This invention relates to compositions of matter and methods of using them to inhibit unwanted polymerization reactions of ethylenically unsaturated monomers. Polymerization inhibitors are known to be useful in preventing or reducing the unwanted polymerization of ethylenically unsaturated monomers which are handled at various stages of chemical processes in their manufacture and usage. Particularly, this invention illustrates a composition of inhibitors and retarders and its use in unwanted polymerization inhibition in handling the ethylenically unsaturated monomers.
Two categories of compounds have been developed to prevent unwanted polymerization reactions, inhibitors and retarders. Inhibitors prevent polymerization reactions from occurring. Inhibitors however are consumed rapidly. In cases of emergency when for mechanical or other reasons more inhibitor cannot be added, previously added inhibitor will be rapidly consumed and the unwanted polymerization reactions will then rapidly recur. Retarders slow down the rate of polymerization reactions but are not as effective as inhibitors. Retarders however are usually not consumed as quickly so they are more reliable in cases of emergency.
Ethylenically unsaturated monomers are reactive by their nature and they tend to polymerize through a radical polymerization mechanism. Unwanted polymerization reactions often impose operational concerns or difficulties while handling the ethylenically unsaturated monomers because the polymer formation may result in fouling and potential shutdown of operation equipment. Such is the case with the manufacture, transportation and storage of the monomers. It is especially a serious operational problem when distillation operation is involved in the manufacture and recovery of ethylenically unsaturated monomers, in which elevated operational temperatures accelerate the polymerization reactions of the monomers. Acrylonitrile is used as an example illustrating the handling of ethylenically unsaturated monomers, but not limited to, the manufacturing process described below.
The manufacture of acrylonitrile typically comprises three stages: the reaction, the recovery, and the purification stages. In the reaction stage, propylene, oxygen or air and ammonia are fed to a fluidized catalytic reactor. In the reactor, propylene undergoes a catalytic ammoxidation reaction to form acrylonitrile by reaction with ammonia and oxygen at an elevated temperature. The resulting acrylonitrile-containing reactor effluent is then cooled down in an aqueous quench column. In the quench column, unreacted ammonia is removed as ammonium sulfate by neutralizing with sulfuric acid.
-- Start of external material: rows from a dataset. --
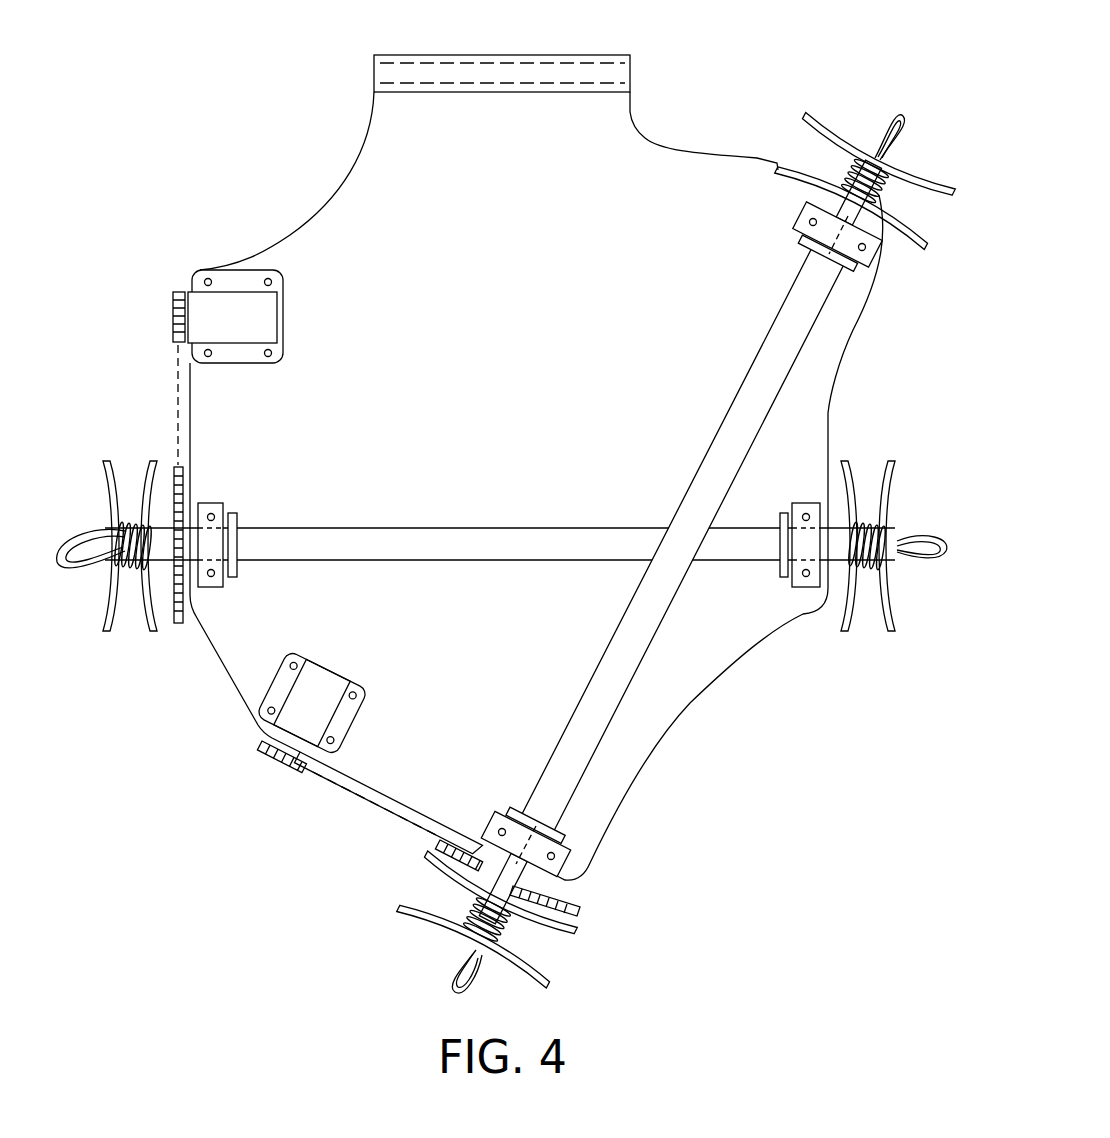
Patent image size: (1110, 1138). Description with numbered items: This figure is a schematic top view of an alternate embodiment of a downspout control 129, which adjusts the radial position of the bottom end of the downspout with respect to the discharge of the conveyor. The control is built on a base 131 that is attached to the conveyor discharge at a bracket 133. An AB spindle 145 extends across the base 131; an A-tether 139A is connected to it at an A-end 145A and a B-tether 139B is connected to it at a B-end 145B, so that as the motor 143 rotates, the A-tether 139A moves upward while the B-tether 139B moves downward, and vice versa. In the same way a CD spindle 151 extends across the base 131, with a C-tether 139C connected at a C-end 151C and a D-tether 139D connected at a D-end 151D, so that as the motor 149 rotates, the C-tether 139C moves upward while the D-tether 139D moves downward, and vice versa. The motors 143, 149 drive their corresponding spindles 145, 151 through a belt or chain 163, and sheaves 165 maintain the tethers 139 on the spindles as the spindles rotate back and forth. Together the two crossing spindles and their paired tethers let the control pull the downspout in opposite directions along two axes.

The downspout control 129 is at (790, 44).
The base 131 is at (655, 125).
The bracket 133 is at (374, 62).
The motor 143 is at (232, 293).
The AB spindle 145 is at (330, 525).
The A-end 145A is at (92, 568).
The B-end 145B is at (893, 523).
The tethers 139 is at (458, 922).
The A-tether 139A is at (132, 522).
The B-tether 139B is at (862, 575).
The C-tether 139C is at (530, 922).
The D-tether 139D is at (928, 246).
The motor 149 is at (262, 745).
The CD spindle 151 is at (728, 422).
The C-end 151C is at (455, 940).
The D-end 151D is at (857, 155).
The belt or chain 163 is at (370, 803).
The sheaves 165 is at (550, 975).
In the recovery stage the quench column overhead acrylonitrile-containing effluent undergoes a water absorption process in an absorber column to capture acrylonitrile and to dispose volatile components in the stream. Then, the effluent proceeds to a recovery column in which acrylonitrile is recovered through the overhead of the recovery column as an azeotropic distillate with hydrogen cyanide and water. This overhead distillate is then passed on to the purification stage.
In the purification stage, there are three sorts of equipment that are conventionally used in this sequence. First, a Heads Column is used to recover hydrogen cyanide from the feed. Second, a Drying Column dehydrates the acrylonitrile. Third, a Product Column yields the acrylonitrile product. In the Heads Column, hydrogen cyanide is separated as an overhead distillate through a conventional distillation operation. The bottom of the Heads Column is sent to a decanter for water removal. The organic phase of this decanter is routed to the Drying Column for further dehydration through an azeotropic distillation operation. The Drying Column overhead distillate is recycled back to the Heads Column, and the Drying Column bottoms are delivered to Product Column. In the Product Column heavy and light impurities are removed and a commercial grade of acrylonitrile is obtained as product. As with typical distillation operations, heating and elevated temperatures are involved in the Heads, Drying and Product column operations.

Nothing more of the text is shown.